Война есть война. Но и в ней были светлые годы. Нет, не первый ее год. Тогда все покрывала горечь отступления. Но вот почувствовали — не так враг силен, как кажется. Научились побеждать. Пошел 1943 год. Он был светлый, как утро. Еще враг занимал огромные пространства нашей Родины, но его одетые в броню дивизии уже потерпели сокрушительное поражение под Сталинградом, потом их перемололи под Курском. С каждым днем все выше и выше поднималось для нас солнце Победы. И хоть война длилась еще почти два года, откуда-то издалека ветер времени уже доносил запахи мирной поры. В начале сорок четвертого года, после того как немцы потерпели очередное поражение, на этот раз под Ленинградом, Глинск из города, близкого к фронту, стал городом глубокого тыла. Мертвящие блики маскировочного синего света сменились яркими, золотыми электрическими огнями.
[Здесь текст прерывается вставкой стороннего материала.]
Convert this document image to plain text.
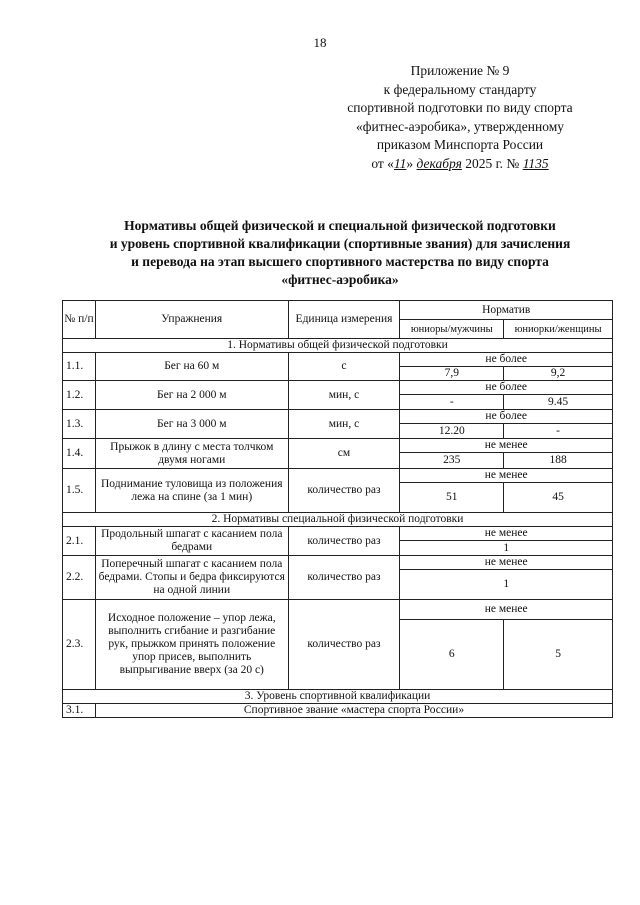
18
Приложение № 9
к федеральному стандарту
спортивной подготовки по виду спорта
«фитнес-аэробика», утвержденному
приказом Минспорта России
от «11» декабря 2025 г. № 1135
Нормативы общей физической и специальной физической подготовки
и уровень спортивной квалификации (спортивные звания) для зачисления
и перевода на этап высшего спортивного мастерства по виду спорта
«фитнес-аэробика»
№ п/п	Упражнения	Единица измерения	Норматив	
			юниоры/мужчины	юниорки/женщины
1. Нормативы общей физической подготовки				
1.1.	Бег на 60 м	с	не более	
			7,9	9,2
1.2.	Бег на 2 000 м	мин, с	не более	
			-	9.45
1.3.	Бег на 3 000 м	мин, с	не более	
			12.20	-
1.4.	Прыжок в длину с места толчком двумя ногами	см	не менее	
			235	188
1.5.	Поднимание туловища из положения лежа на спине (за 1 мин)	количество раз	не менее	
			51	45
2. Нормативы специальной физической подготовки				
2.1.	Продольный шпагат с касанием пола бедрами	количество раз	не менее	
			1	
2.2.	Поперечный шпагат с касанием пола бедрами. Стопы и бедра фиксируются на одной линии	количество раз	не менее	
			1	
2.3.	Исходное положение – упор лежа, выполнить сгибание и разгибание рук, прыжком принять положение упор присев, выполнить выпрыгивание вверх (за 20 с)	количество раз	не менее	
			6	5
3. Уровень спортивной квалификации				
3.1.	Спортивное звание «мастера спорта России»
Комбинат перестал быть жильем для людей. Они вернулись в свои дома. В цехах устанавливали оборудование для производства огнеупора. От войны в Глинске осталось одно: госпитали. Но и в них тоже было много мирного. Сюда не привозили раненых прямо из медсанбата. Тут не было уже битв между жизнью и смертью. Отсюда, из госпиталей-санаториев, где раненые восстанавливали свои силы, они снова уходили на войну. И это главным образом напоминало о ней.
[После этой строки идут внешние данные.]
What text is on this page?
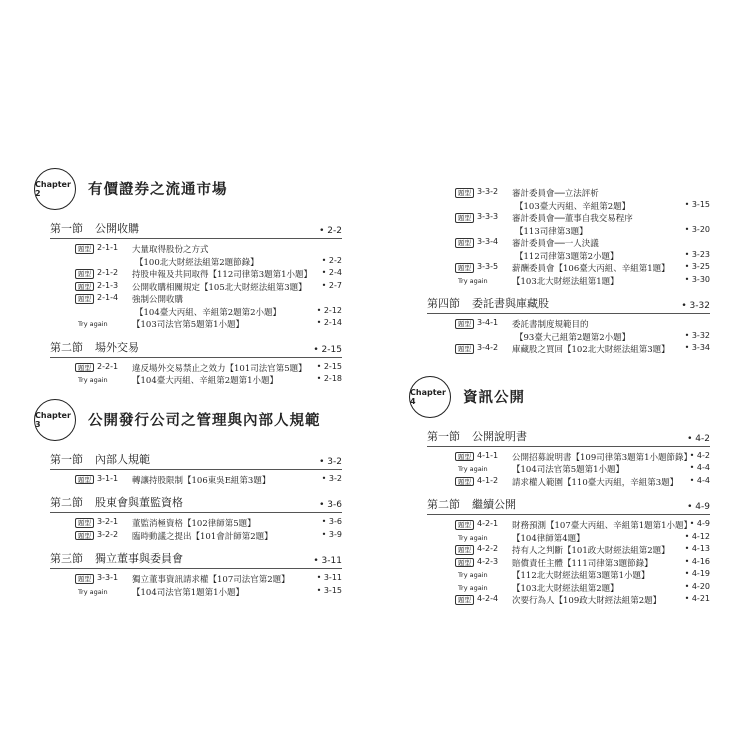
Chapter 2	有價證券之流通市場
第一節 公開收購	• 2-2
題型 2-1-1 大量取得股份之方式
【100北大財經法組第2題節錄】	• 2-2
題型 2-1-2 持股申報及共同取得【112司律第3題第1小題】 • 2-4
題型 2-1-3 公開收購相關規定【105北大財經法組第3題】 • 2-7
題型 2-1-4 強制公開收購
【104臺大丙組、辛組第2題第2小題】	• 2-12
Try again	【103司法官第5題第1小題】	• 2-14
第二節 場外交易	• 2-15
題型 2-2-1 違反場外交易禁止之效力【101司法官第5題】 • 2-15
Try again	【104臺大丙組、辛組第2題第1小題】	• 2-18
Chapter 3	公開發行公司之管理與內部人規範
第一節 內部人規範	• 3-2
題型 3-1-1 轉讓持股限制【106東吳E組第3題】	• 3-2
第二節 股東會與董監資格	• 3-6
題型 3-2-1 董監消極資格【102律師第5題】	• 3-6
題型 3-2-2 臨時動議之提出【101會計師第2題】	• 3-9
第三節 獨立董事與委員會	• 3-11
題型 3-3-1 獨立董事資訊請求權【107司法官第2題】	• 3-11
Try again	【104司法官第1題第1小題】	• 3-15
題型 3-3-2 審計委員會──立法評析
【103臺大丙組、辛組第2題】	• 3-15
題型 3-3-3 審計委員會──董事自我交易程序
【113司律第3題】	• 3-20
題型 3-3-4 審計委員會──一人決議
【112司律第3題第2小題】	• 3-23
題型 3-3-5 薪酬委員會【106臺大丙組、辛組第1題】 • 3-25
Try again	【103北大財經法組第1題】	• 3-30
第四節 委託書與庫藏股	• 3-32
題型 3-4-1 委託書制度規範目的
【93臺大己組第2題第2小題】	• 3-32
題型 3-4-2 庫藏股之買回【102北大財經法組第3題】 • 3-34
Chapter 4	資訊公開
第一節 公開說明書	• 4-2
題型 4-1-1 公開招募說明書【109司律第3題第1小題節錄】
• 4-2
Try again	【104司法官第5題第1小題】	• 4-4
題型 4-1-2 請求權人範圍【110臺大丙組，辛組第3題】 • 4-4
第二節 繼續公開	• 4-9
題型 4-2-1 財務預測【107臺大丙組、辛組第1題第1小題】
• 4-9
Try again	【104律師第4題】	• 4-12
題型 4-2-2 持有人之判斷【101政大財經法組第2題】 • 4-13
題型 4-2-3 賠償責任主體【111司律第3題節錄】	• 4-16
Try again	【112北大財經法組第3題第1小題】	• 4-19
Try again	【103北大財經法組第2題】	• 4-20
題型 4-2-4 次要行為人【109政大財經法組第2題】	• 4-21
В первые годы войны многие школы были вытеснены госпиталями. Теперь госпитали уступали свое место школам. Там, где недавно были слышны стоны раненых и умирающих, звенел детский смех, вместо коек стояли парты, и в бывшей операционной, где ампутировали ноги и руки, вновь водворился кабинет химии или физики.

Школа-семилетка в Раздолье не была занята под госпиталь. Она не работала лишь несколько зимних месяцев первого года войны. И теперь Татьяна Тарханова закончила ее. Впереди была десятилетка. Война представлялась Татьяне полой водой, еще недавно готовой хлынуть на Глинск, а теперь отступившей от его берегов и далекой-далекой. Она с радостью передвигала на карте красную ленточку все ближе к немецкой земле. Как и все ее сверстники, она еще жила войной, но в ее грезах войне уже не было места. В жизнь готовилось войти новое поколение, которое мечтало уже не о морской службе и не о танковых атаках, а об изобретении новых машин, открытиях, дающих человеку долголетие, о поисках чего-то необыкновенно красивого и вдохновенного — многим хотелось быть артистами, певцами, музыкантами. Сверстники Татьяны, да и она сама, не думали стать плотниками и каменщиками, штукатурами и кровельщиками. Как будто война не спалила ни одного дома, как будто совсем не надо было восстанавливать и строить заново сотни городов и тысячи сел. Как небо после черных грозовых туч кажется лазурным, так и жизнь впереди представлялась такой легкой и светлой, совсем не обремененной тяжелым физическим трудом. Всех тянуло только к умственному труду, к труду, полному раздумий, открытий и волнений, к труду чистому, без навоза и машинного масла. То, что война потребует после себя столько же пота, сколько она взяла крови, — об этом за школьными партами думали мало. И, пожалуй, в этом была вина не ребят, а старшего поколения — людей, которые приняли на свои плечи все тяготы войны. Они хотели, чтобы у их детей была счастливая жизнь. Это была та цена, которую они принимали как оплату за собственные невзгоды, и тем самым взвалили на себя новое бремя.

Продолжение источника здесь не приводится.